Some universities have been studying and searching for ways to have blood testing done without any pain. They have devised certain gadgets which will be discussed below. However, it must be remembered that the development of these devices are still at the experimental stage.

Infrared blood sugar testing

There is no necessity to draw blood from the body to know blood sugar levels when infrared light is used. The Massachusetts Institute of Technology makes use of Raman spectroscopy which is a technique that permits the shining of near-infrared light on the forearm’s or finger’s skin.

The infrared light goes half a millimeter beneath the surface of the skin to measure the chemical bonds’ vibration in the skin, to get the sugar levels of the fluid within the minute spaces between the muscles and the skin.
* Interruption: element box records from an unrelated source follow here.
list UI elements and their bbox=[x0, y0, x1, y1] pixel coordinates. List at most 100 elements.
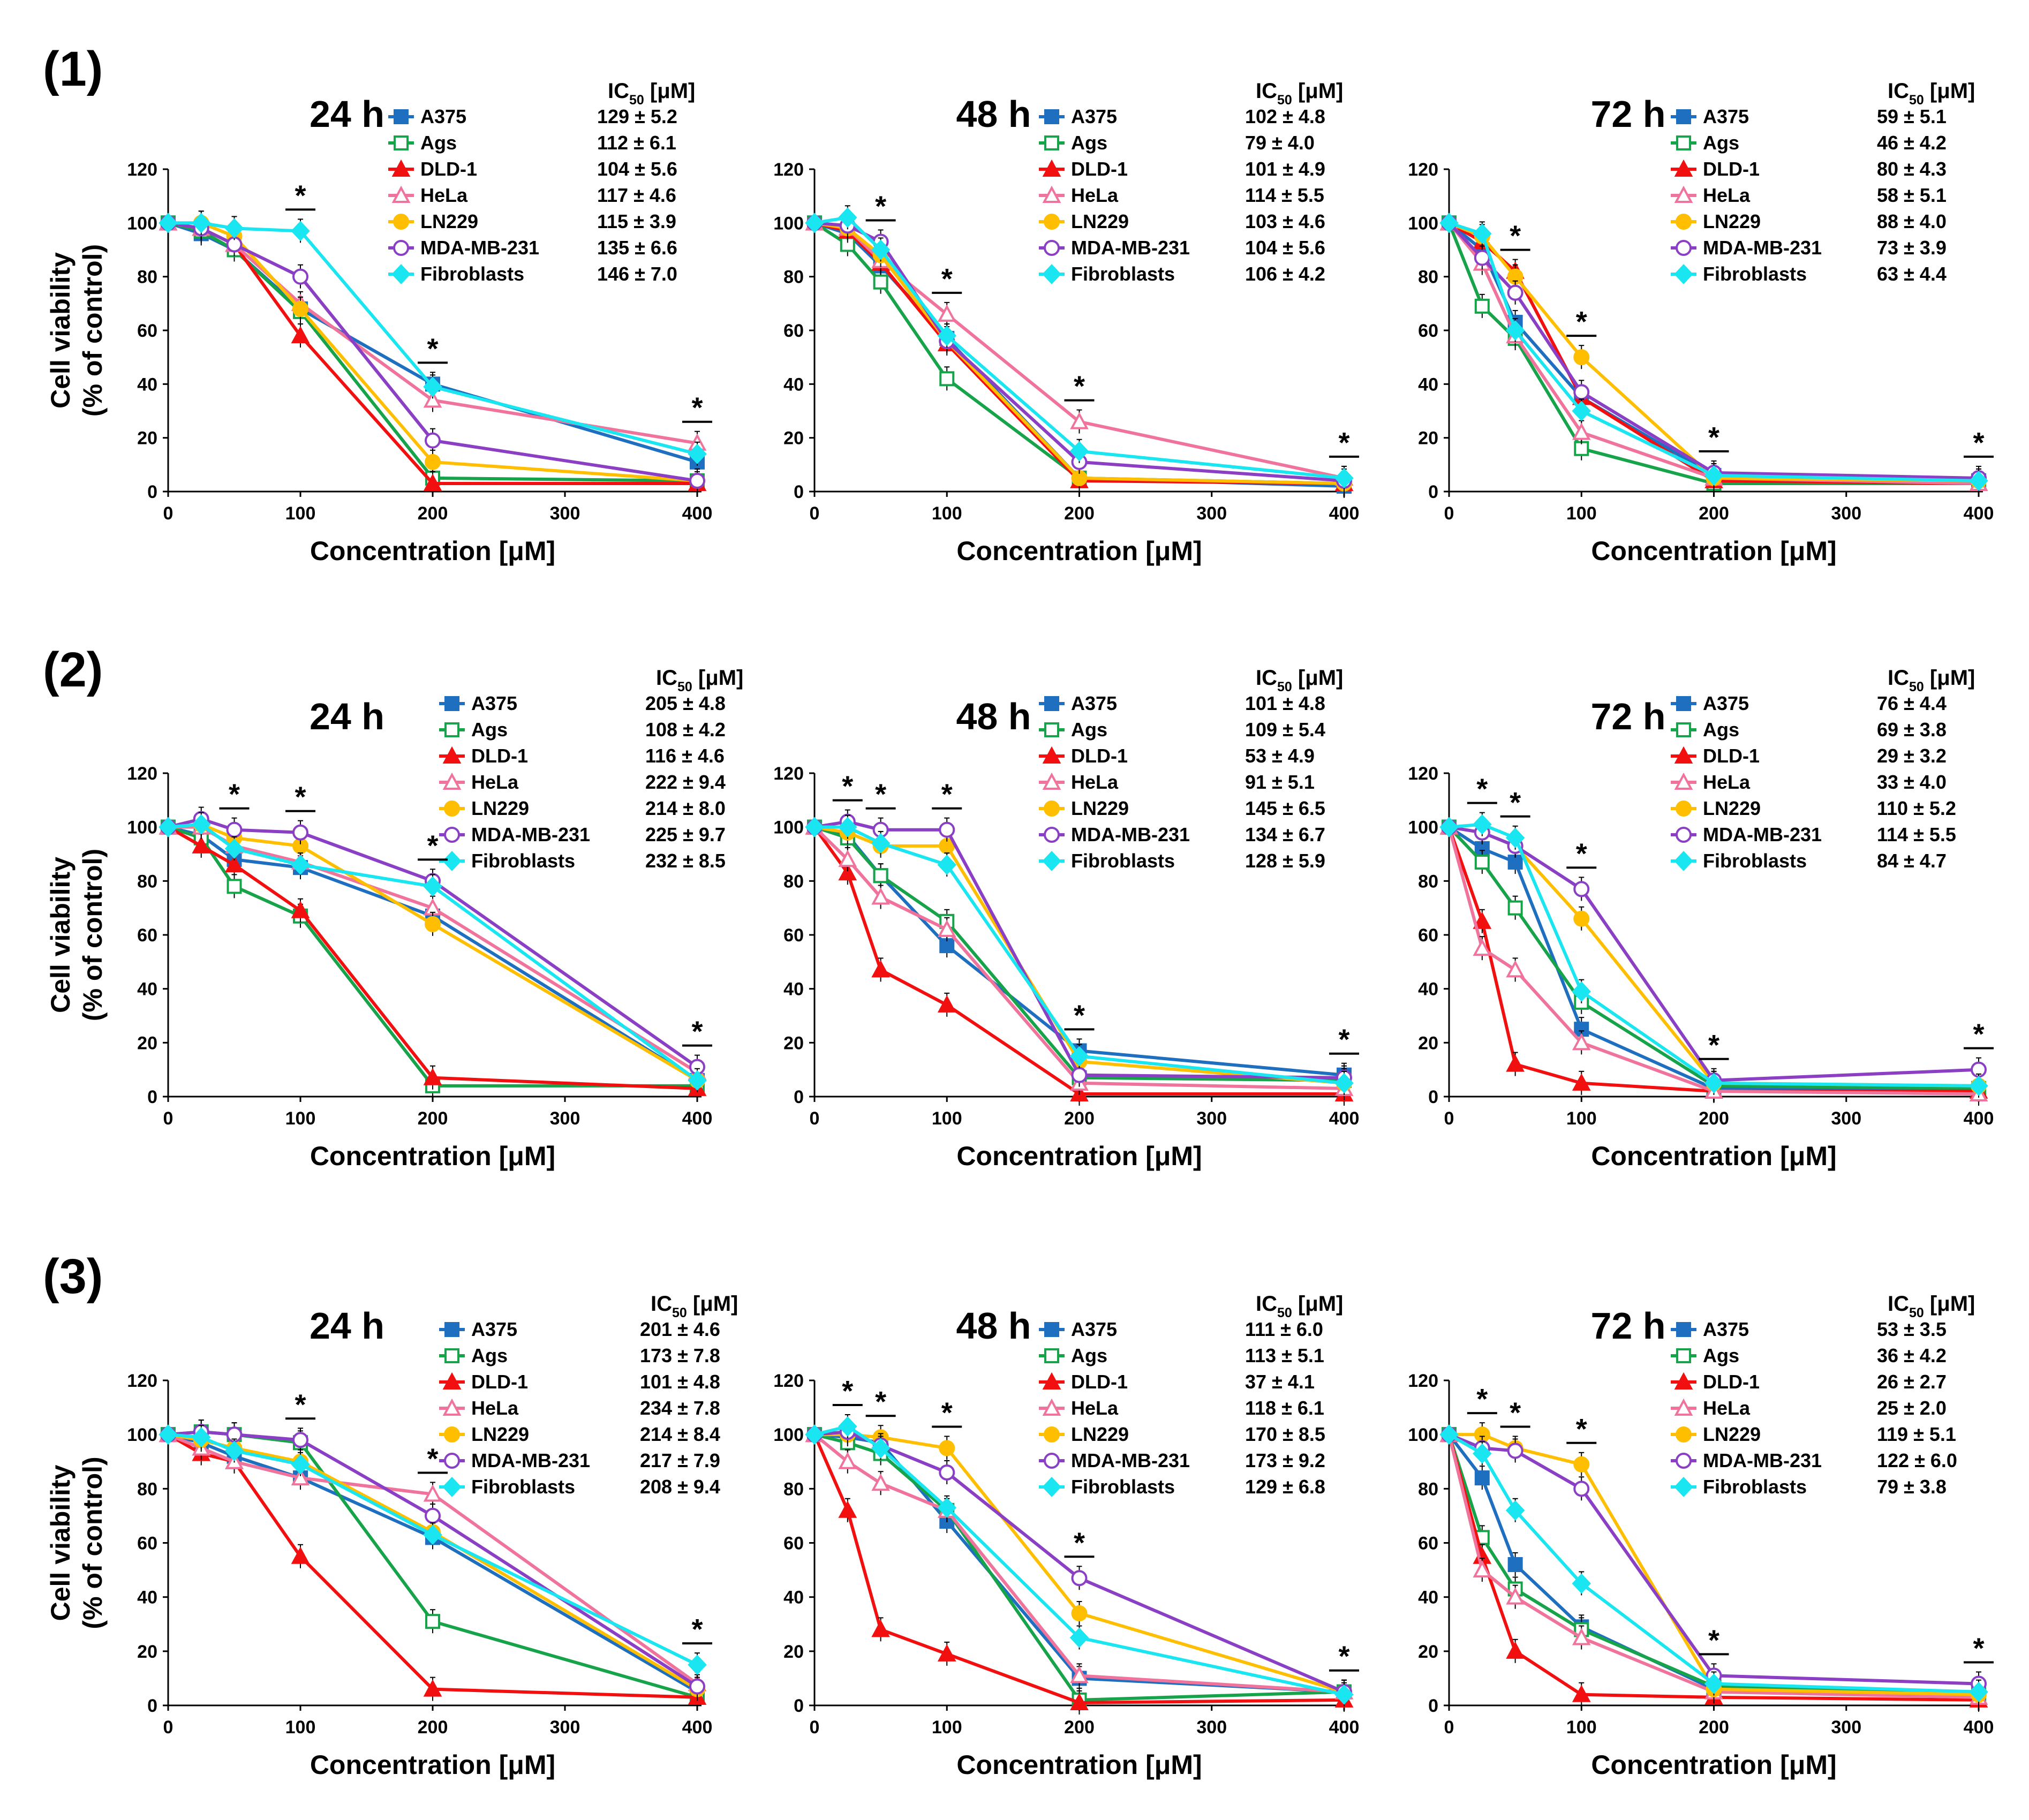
y-tick-label: 0 bbox=[1428, 482, 1438, 502]
y-tick-label: 60 bbox=[1418, 925, 1438, 946]
legend-marker-HeLa bbox=[1674, 1398, 1693, 1416]
ic50-header: IC50 [μM] bbox=[651, 1292, 738, 1320]
data-point-DLD-1 bbox=[838, 1500, 857, 1518]
legend-marker-A375 bbox=[444, 1322, 459, 1337]
y-tick-label: 0 bbox=[794, 1087, 804, 1107]
data-point-Fibroblasts bbox=[1704, 1673, 1724, 1694]
legend-marker-LN229 bbox=[1676, 214, 1692, 230]
legend-item-Fibroblasts: Fibroblasts 63 ± 4.4 bbox=[1671, 263, 1947, 285]
x-axis-title: Concentration [μM] bbox=[310, 1750, 555, 1780]
chart-title: 48 h bbox=[956, 696, 1031, 737]
legend-item-HeLa: HeLa 58 ± 5.1 bbox=[1671, 184, 1947, 206]
data-point-MDA-MB-231 bbox=[1507, 284, 1523, 301]
data-point-DLD-1 bbox=[838, 863, 857, 881]
y-tick-label: 0 bbox=[1428, 1696, 1438, 1716]
data-point-Fibroblasts bbox=[224, 1440, 244, 1461]
ic50-value: 91 ± 5.1 bbox=[1245, 771, 1315, 793]
y-tick-label: 20 bbox=[783, 1642, 804, 1662]
data-point-Fibroblasts bbox=[159, 1424, 178, 1445]
x-tick-label: 0 bbox=[1444, 503, 1454, 524]
ic50-value: 146 ± 7.0 bbox=[597, 263, 677, 285]
chart-panel-r1c1: 24 h 0 20 40 60 80 100 120 0 100 200 300 400 Concentr… bbox=[46, 79, 712, 566]
ic50-value: 69 ± 3.8 bbox=[1877, 719, 1947, 741]
legend-label: MDA-MB-231 bbox=[471, 824, 590, 845]
significance-marker: * bbox=[1510, 787, 1521, 819]
x-tick-label: 400 bbox=[1964, 1108, 1994, 1129]
legend-marker-LN229 bbox=[393, 214, 409, 230]
significance-marker: * bbox=[941, 1396, 953, 1429]
legend-item-LN229: LN229 88 ± 4.0 bbox=[1671, 210, 1947, 232]
data-point-DLD-1 bbox=[1572, 1073, 1591, 1091]
legend-marker-DLD-1 bbox=[1042, 746, 1061, 764]
legend-marker-DLD-1 bbox=[1674, 1372, 1693, 1389]
data-point-LN229 bbox=[425, 916, 441, 932]
data-point-MDA-MB-231 bbox=[1507, 1443, 1523, 1459]
legend-item-HeLa: HeLa 117 ± 4.6 bbox=[388, 184, 676, 206]
y-axis-title-line1: Cell viability bbox=[46, 1464, 76, 1621]
series-Fibroblasts bbox=[805, 814, 1354, 1095]
ic50-header-prefix: IC bbox=[1888, 666, 1909, 690]
ic50-value: 119 ± 5.1 bbox=[1877, 1423, 1956, 1445]
legend-marker-A375 bbox=[394, 109, 409, 124]
ic50-value: 112 ± 6.1 bbox=[597, 132, 676, 154]
data-point-Fibroblasts bbox=[224, 218, 244, 239]
legend-item-LN229: LN229 103 ± 4.6 bbox=[1039, 210, 1325, 232]
data-point-Ags bbox=[227, 879, 242, 894]
legend-marker-A375 bbox=[1676, 109, 1691, 124]
legend-marker-A375 bbox=[1044, 1322, 1059, 1337]
significance-marker: * bbox=[691, 1016, 703, 1048]
legend-item-DLD-1: DLD-1 101 ± 4.8 bbox=[439, 1371, 720, 1393]
y-tick-label: 120 bbox=[773, 160, 804, 180]
legend-marker-HeLa bbox=[1674, 185, 1693, 203]
data-point-Fibroblasts bbox=[1969, 1681, 1988, 1702]
legend-item-Ags: Ags 46 ± 4.2 bbox=[1671, 132, 1947, 154]
significance-marker: * bbox=[1510, 220, 1521, 252]
legend-label: Ags bbox=[1703, 132, 1739, 154]
x-tick-label: 0 bbox=[163, 1108, 174, 1129]
data-point-Fibroblasts bbox=[1473, 814, 1492, 835]
x-tick-label: 100 bbox=[932, 1717, 962, 1738]
y-tick-label: 80 bbox=[137, 871, 157, 892]
data-point-LN229 bbox=[425, 454, 441, 470]
legend-item-HeLa: HeLa 91 ± 5.1 bbox=[1039, 771, 1315, 793]
ic50-header: IC50 [μM] bbox=[1888, 1292, 1975, 1320]
significance-marker: * bbox=[691, 392, 703, 424]
legend-label: LN229 bbox=[1703, 210, 1761, 232]
legend-item-Fibroblasts: Fibroblasts 232 ± 8.5 bbox=[439, 850, 726, 872]
legend-item-Fibroblasts: Fibroblasts 106 ± 4.2 bbox=[1039, 263, 1325, 285]
legend-marker-A375 bbox=[444, 696, 459, 711]
legend-marker-MDA-MB-231 bbox=[1676, 1453, 1692, 1469]
ic50-value: 73 ± 3.9 bbox=[1877, 237, 1947, 259]
ic50-value: 111 ± 6.0 bbox=[1245, 1318, 1323, 1340]
x-tick-label: 300 bbox=[1831, 503, 1861, 524]
data-point-Fibroblasts bbox=[805, 817, 824, 837]
data-point-DLD-1 bbox=[291, 326, 310, 344]
legend-label: MDA-MB-231 bbox=[471, 1449, 590, 1471]
legend-label: HeLa bbox=[1703, 771, 1751, 793]
data-point-HeLa bbox=[871, 1473, 890, 1491]
data-point-DLD-1 bbox=[423, 1679, 442, 1697]
data-point-Ags bbox=[425, 1614, 440, 1629]
legend-label: Fibroblasts bbox=[1071, 850, 1175, 872]
data-point-Fibroblasts bbox=[1439, 1424, 1459, 1445]
legend-marker-LN229 bbox=[1044, 1426, 1060, 1443]
data-point-Ags bbox=[1507, 900, 1523, 916]
series-line-HeLa bbox=[168, 825, 698, 1074]
y-tick-label: 20 bbox=[783, 428, 804, 449]
x-tick-label: 100 bbox=[285, 1717, 316, 1738]
ic50-value: 79 ± 3.8 bbox=[1877, 1476, 1947, 1498]
x-tick-label: 0 bbox=[163, 503, 174, 524]
y-tick-label: 80 bbox=[783, 267, 804, 288]
data-point-MDA-MB-231 bbox=[292, 268, 308, 285]
data-point-Fibroblasts bbox=[1969, 471, 1988, 491]
data-point-A375 bbox=[1507, 1557, 1523, 1572]
data-point-Fibroblasts bbox=[838, 817, 857, 837]
legend-label: A375 bbox=[420, 105, 466, 127]
data-point-Fibroblasts bbox=[291, 221, 310, 241]
ic50-header: IC50 [μM] bbox=[608, 79, 695, 108]
legend-item-MDA-MB-231: MDA-MB-231 104 ± 5.6 bbox=[1039, 237, 1325, 259]
legend-item-A375: A375 111 ± 6.0 bbox=[1039, 1318, 1323, 1340]
data-point-Fibroblasts bbox=[159, 817, 178, 837]
data-point-Ags bbox=[939, 371, 955, 387]
ic50-value: 129 ± 5.2 bbox=[597, 105, 677, 127]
The sugar levels in interstitial fluid are measure by continuous sugar monitors. Interstitial fluid refers to the fluid which is found between the muscles and the skin and is another source of sugar for the cells.

Since the interstitial fluid’s sugar level is proportional to the blood’s sugar level except for a delay of approximately ten minutes, it means that the interstitial fluid’s sugar level will be the same as your blood glucose level taken ten minutes earlier.

Testing tears

Another way to measure the glucose levels is find out the sugar level in our tears which is also proportional to the blood’s sugar level. For this purpose, a sugar sensor to be used on our tears is being developed in a research by the University of Michigan.

However, there are difficulties faced by the researchers as sugar levels are raised due to a response caused by the stress of drawing a tear. Furthermore, sugar concentration in the tears is between 30 and 50 times lower than sugar concentration in the blood.

Testing saliva

Similar to tears, saliva has a sugar level which is approximately 100 times less than blood. In order to measure the minute concentrations of sugar in the tears, a research by Brown University in America made use of a biochip  which has many small plasmonic interferometers which have a wide range of 100 to 200 nanometers.